On conçoit aisément que l’absence de règles claires à appliquer quant à la sélection des entreprises pouvant ou non faire l’objet d’un contrôle URSSAF déplaît fortement aux agents de contrôle. Ce sont en effet eux qui font face aux patrons légitimement mécontents des contrôles voire redressements dont ils peuvent faire l’objet alors qu’ils ne le devraient pas.
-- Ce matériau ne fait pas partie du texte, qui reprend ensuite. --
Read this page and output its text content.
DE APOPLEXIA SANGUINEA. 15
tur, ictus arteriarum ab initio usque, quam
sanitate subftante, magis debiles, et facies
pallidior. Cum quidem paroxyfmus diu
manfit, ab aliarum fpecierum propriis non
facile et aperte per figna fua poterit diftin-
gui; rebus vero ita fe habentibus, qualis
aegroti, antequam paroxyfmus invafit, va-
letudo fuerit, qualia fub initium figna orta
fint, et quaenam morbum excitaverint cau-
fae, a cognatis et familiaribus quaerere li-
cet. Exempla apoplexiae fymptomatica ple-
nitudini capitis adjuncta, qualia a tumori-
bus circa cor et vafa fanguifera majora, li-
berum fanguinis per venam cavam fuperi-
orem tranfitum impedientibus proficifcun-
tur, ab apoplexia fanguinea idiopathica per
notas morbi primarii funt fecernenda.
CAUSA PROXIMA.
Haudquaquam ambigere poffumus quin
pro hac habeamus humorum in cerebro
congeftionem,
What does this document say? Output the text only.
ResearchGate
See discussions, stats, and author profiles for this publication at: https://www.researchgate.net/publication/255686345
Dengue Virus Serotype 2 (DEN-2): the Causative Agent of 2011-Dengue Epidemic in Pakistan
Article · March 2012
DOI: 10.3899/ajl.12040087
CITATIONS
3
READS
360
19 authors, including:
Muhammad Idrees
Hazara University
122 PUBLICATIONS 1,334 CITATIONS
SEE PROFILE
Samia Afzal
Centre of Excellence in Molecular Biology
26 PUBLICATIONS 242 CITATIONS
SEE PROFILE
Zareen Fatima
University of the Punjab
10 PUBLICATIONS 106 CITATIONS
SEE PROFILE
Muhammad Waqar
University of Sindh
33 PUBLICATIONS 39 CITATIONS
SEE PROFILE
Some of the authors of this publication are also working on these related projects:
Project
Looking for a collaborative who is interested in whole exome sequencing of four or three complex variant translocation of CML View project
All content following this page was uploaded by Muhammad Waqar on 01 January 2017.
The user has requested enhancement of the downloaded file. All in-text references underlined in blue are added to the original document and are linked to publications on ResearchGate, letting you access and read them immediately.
Ces agents ne sont d’ailleurs généralement pas insensibles aux situations humaines très difficiles auxquelles ils peuvent être confrontés ces derniers mois.

Aussi leurs représentants syndicaux, ceux de FO en tête, jugent-ils opportun de remettre en cause les conditions dans lesquelles s’effectuent actuellement les contrôles URSSAF. « Ne serait-il pas plus simple de pratiquer le diagnostic conseil pour toutes les entreprises tant que la crise économique incite les pouvoirs publics et par conséquent les URSSAF à être bienveillantes envers les cotisants ? » s’interroge en effet le SNFOCOS, qui enfonce le clou : « pour une société de confiance qui met en avant le droit à l’erreur, n’y aurait-il pas un problème dans l’énoncé ? » Que de questions pertinentes ! On retiendra de cette affaire que pour ce qui concerne leur protection vis-à-vis des contrôles tatillons de leurs déclarations sociales, les dirigeants d’entreprise peuvent plus compter sur les syndicats des agents de la Sécurité sociale que sur la bienveillance de l’administration.

Ceci est à méditer, alors que le recouvrement des cotisations de retraite complémentaire doit prochainement être transféré à l’ACOSS.